There’s no telling when this will take effect, though. “We’ll drag this out with court battles for years. Recent agitation inside the party indicates intelligence moles have been reactivated… the Constitutional Court faces a third ban process before it’s even able to cut our funding.” And Voigt says that won’t be enough to annihilate his party. “We survived on a low flame before I became party leader in 1996. NPD members’ self-sacrifice kept us afloat,” he says. The NPD would still receive plenty of donations, including €2100 per month from Voigt’s own EU parliamentary salary. Their publishing house Deutsche Stimme also turns a pretty penny, selling NPD beer mugs, politically incorrect posters, white-power pep drinks and children’s toys.
Would Russia be another possible leg in the NPD’s financial stool? The party wrote to Vladimir Putin praising Pussy Riot’s jailing in November 2013; in turn, the nationalistic Rodina (“Homeland”) Party invited Voigt to St. Petersburg for its 2015 gathering of right-wing fringe groups. “Putin gave Le Pen’s Front National €40 million credit for their campaign,” Voigt points out, referring to the money the French National Front loaned from a Russian bank. He hasn’t asked the Kremlin for funding just yet. “You don’t put your hand straight out for money on the first meeting. That’s a bit rough.”
The NPD’s prospects for the 2017 election are grim – especially here in Berlin, where the party was disqualified from the all-vital “second vote” for preferred parties on a technicality: they submitted their candidates a month too early. “A tough blow. We’ve lost 10,000 NPD party-preferred second votes in Hellersdorf alone,” says Voigt.
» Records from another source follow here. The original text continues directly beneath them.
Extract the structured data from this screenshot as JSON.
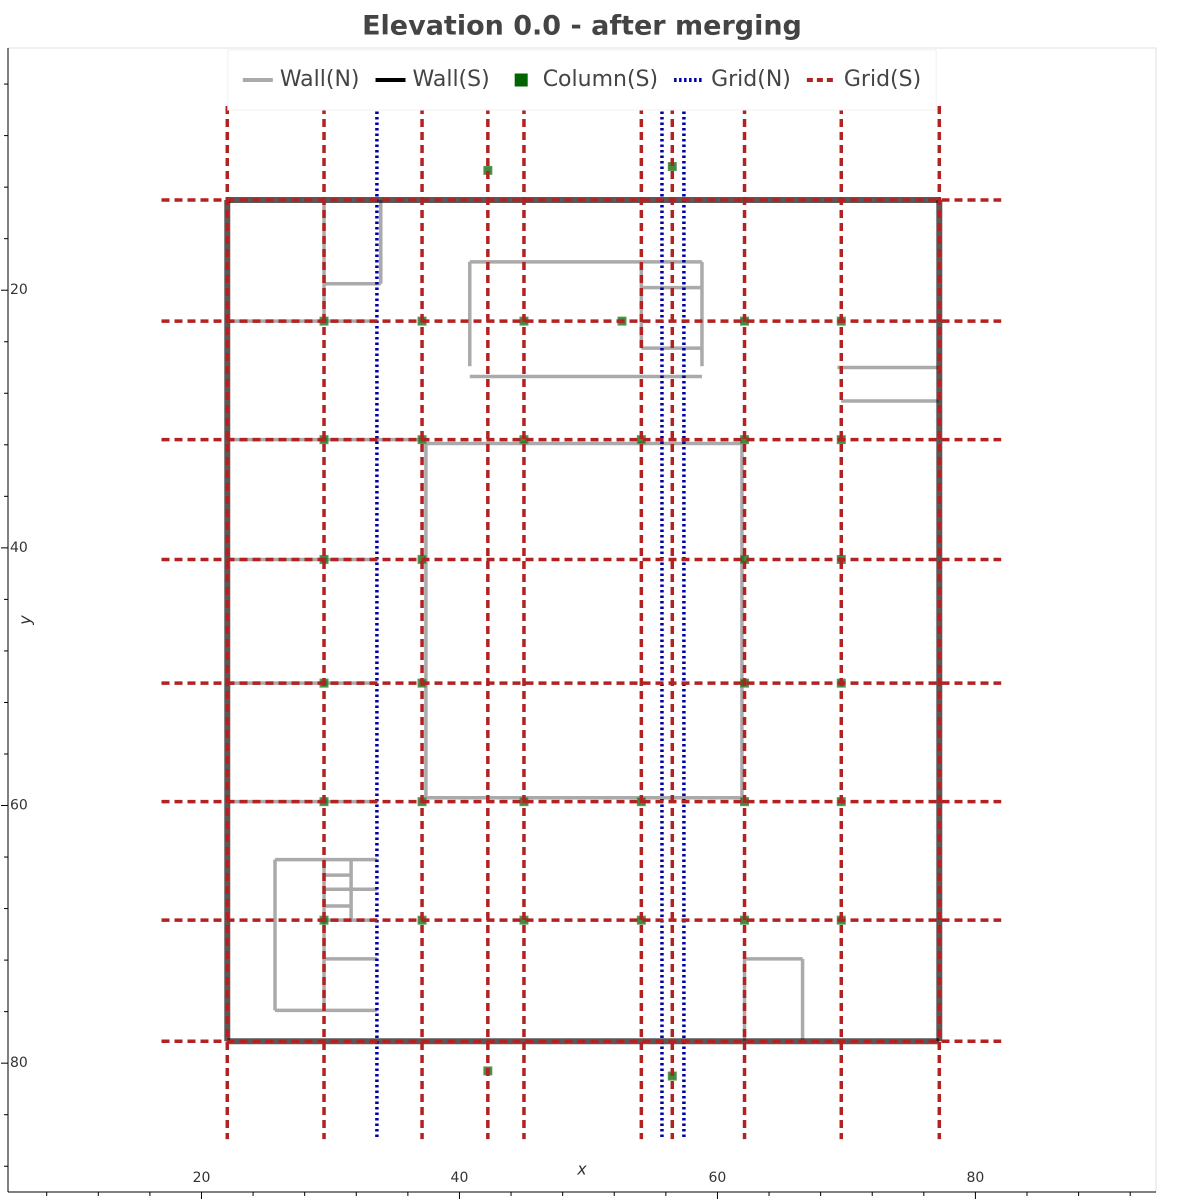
{
  "chart_data": {
    "type": "plan",
    "title": "Elevation 0.0 - after merging",
    "x_label": "x",
    "y_label": "y",
    "xlim": [
      5,
      94
    ],
    "ylim": [
      1.2,
      90
    ],
    "y_inverted": true,
    "xticks": [
      20,
      40,
      60,
      80
    ],
    "yticks": [
      20,
      40,
      60,
      80
    ],
    "xminorticks": [
      8,
      12,
      16,
      24,
      28,
      32,
      36,
      44,
      48,
      52,
      56,
      64,
      68,
      72,
      76,
      84,
      88,
      92
    ],
    "yminorticks": [
      4,
      8,
      12,
      16,
      24,
      28,
      32,
      36,
      44,
      48,
      52,
      56,
      64,
      68,
      72,
      76,
      84,
      88
    ],
    "legend": "upper center",
    "series": [
      {
        "name": "Wall(N)",
        "color": "#aaaaaa",
        "style": "solid",
        "segments": [
          [
            29.5,
            13.0,
            29.5,
            22.4
          ],
          [
            29.5,
            19.5,
            33.9,
            19.5
          ],
          [
            33.9,
            13.0,
            33.9,
            19.5
          ],
          [
            22.0,
            22.4,
            33.6,
            22.4
          ],
          [
            22.0,
            31.6,
            37.1,
            31.6
          ],
          [
            22.0,
            40.9,
            33.6,
            40.9
          ],
          [
            22.0,
            50.5,
            33.6,
            50.5
          ],
          [
            22.0,
            59.7,
            33.6,
            59.7
          ],
          [
            37.4,
            31.9,
            61.9,
            31.9
          ],
          [
            61.9,
            31.9,
            61.9,
            59.4
          ],
          [
            37.4,
            59.4,
            61.9,
            59.4
          ],
          [
            37.4,
            31.9,
            37.4,
            59.4
          ],
          [
            40.8,
            17.8,
            58.8,
            17.8
          ],
          [
            40.8,
            17.8,
            40.8,
            25.9
          ],
          [
            40.8,
            26.7,
            58.8,
            26.7
          ],
          [
            58.8,
            17.8,
            58.8,
            25.9
          ],
          [
            54.1,
            19.8,
            58.8,
            19.8
          ],
          [
            54.1,
            24.5,
            58.8,
            24.5
          ],
          [
            54.1,
            17.8,
            54.1,
            24.5
          ],
          [
            69.3,
            26.0,
            77.2,
            26.0
          ],
          [
            69.6,
            28.6,
            77.2,
            28.6
          ],
          [
            25.7,
            64.2,
            33.6,
            64.2
          ],
          [
            25.7,
            64.2,
            25.7,
            75.9
          ],
          [
            25.7,
            75.9,
            33.6,
            75.9
          ],
          [
            29.5,
            64.2,
            29.5,
            75.9
          ],
          [
            31.6,
            64.2,
            31.6,
            68.9
          ],
          [
            29.5,
            65.4,
            31.6,
            65.4
          ],
          [
            29.5,
            66.5,
            33.6,
            66.5
          ],
          [
            29.5,
            67.8,
            31.6,
            67.8
          ],
          [
            29.5,
            71.9,
            33.6,
            71.9
          ],
          [
            29.5,
            68.9,
            33.6,
            68.9
          ],
          [
            62.1,
            71.9,
            66.6,
            71.9
          ],
          [
            66.6,
            71.9,
            66.6,
            78.3
          ],
          [
            62.1,
            71.9,
            62.1,
            78.3
          ]
        ]
      },
      {
        "name": "Wall(S)",
        "color": "#000000",
        "alpha": 0.65,
        "style": "solid",
        "segments": [
          [
            22.0,
            13.0,
            77.2,
            13.0
          ],
          [
            77.2,
            13.0,
            77.2,
            78.3
          ],
          [
            22.0,
            78.3,
            77.2,
            78.3
          ],
          [
            22.0,
            13.0,
            22.0,
            78.3
          ]
        ]
      },
      {
        "name": "Column(S)",
        "color": "#006400",
        "x": [
          42.2,
          56.5,
          42.2,
          56.5,
          29.5,
          37.1,
          45.0,
          52.6,
          62.1,
          69.6,
          29.5,
          37.1,
          45.0,
          54.1,
          62.1,
          69.6,
          29.5,
          37.1,
          62.1,
          69.6,
          29.5,
          37.1,
          62.1,
          69.6,
          29.5,
          37.1,
          45.0,
          54.1,
          62.1,
          69.6,
          29.5,
          37.1,
          45.0,
          54.1,
          62.1,
          69.6
        ],
        "y": [
          10.7,
          10.4,
          80.6,
          81.0,
          22.4,
          22.4,
          22.4,
          22.4,
          22.4,
          22.4,
          31.6,
          31.6,
          31.6,
          31.6,
          31.6,
          31.6,
          40.9,
          40.9,
          40.9,
          40.9,
          50.5,
          50.5,
          50.5,
          50.5,
          59.7,
          59.7,
          59.7,
          59.7,
          59.7,
          59.7,
          68.9,
          68.9,
          68.9,
          68.9,
          68.9,
          68.9
        ]
      },
      {
        "name": "Grid(N)",
        "color": "#0000aa",
        "style": "dotted",
        "segments": [
          [
            33.6,
            5.7,
            33.6,
            85.9
          ],
          [
            55.7,
            5.7,
            55.7,
            85.9
          ],
          [
            57.4,
            5.7,
            57.4,
            85.9
          ]
        ]
      },
      {
        "name": "Grid(S)",
        "color": "#b22222",
        "style": "dashed",
        "segments": [
          [
            22.0,
            5.7,
            22.0,
            85.9
          ],
          [
            29.5,
            5.7,
            29.5,
            85.9
          ],
          [
            37.1,
            5.7,
            37.1,
            85.9
          ],
          [
            42.2,
            5.7,
            42.2,
            85.9
          ],
          [
            45.0,
            5.7,
            45.0,
            85.9
          ],
          [
            54.1,
            5.7,
            54.1,
            85.9
          ],
          [
            56.5,
            5.7,
            56.5,
            85.9
          ],
          [
            62.1,
            5.7,
            62.1,
            85.9
          ],
          [
            69.6,
            5.7,
            69.6,
            85.9
          ],
          [
            77.2,
            5.7,
            77.2,
            85.9
          ],
          [
            16.9,
            13.0,
            82.0,
            13.0
          ],
          [
            16.9,
            22.4,
            82.0,
            22.4
          ],
          [
            16.9,
            31.6,
            82.0,
            31.6
          ],
          [
            16.9,
            40.9,
            82.0,
            40.9
          ],
          [
            16.9,
            50.5,
            82.0,
            50.5
          ],
          [
            16.9,
            59.7,
            82.0,
            59.7
          ],
          [
            16.9,
            68.9,
            82.0,
            68.9
          ],
          [
            16.9,
            78.3,
            82.0,
            78.3
          ]
        ]
      }
    ]
  }
}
NPD direct candidates will still appear on ballots in Lichtenberg and Marzahn-Hellersdorf, however, meaning you’ll see their posters on the streets of those far-eastern boroughs. Alongside Luther and Bach, one placard depicts a blonde-haired, blue-eyed woman refusing an advance with the provocative slogan: “Hands off, Nafri!” The slur refers to North Africans – a favourite scapegoat of far-right groups since the 2016 New Year’s Eve events in Cologne, and one of the party’s prime targets this year. “Seventy to 100 million Africans are expected to flood Europe in the near future. Germany’s patriotic star will rise again to put a stop to this multikulti madness,” says Voigt. Overall, the former chairman’s mood is upbeat. He is optimistic that the “vacuum cleaner effect” of the Alternative für Deutschland (AfD) on the NPD’s support base won’t last, pointing out that the AfD’s cracks are beginning to show. Frauke Petry’s denunciation of Thuringia deputy leader Björn Höcke for his Holocaust comments (and writing in praise of the NPD under a pseudonym) split the populist party wide open along Germany’s far-right fault line. Voigt predicts that as the AfD collapses, NPD members will march into the Bundestag in his lifetime. “There is only one alternative for Germany – the NPD.”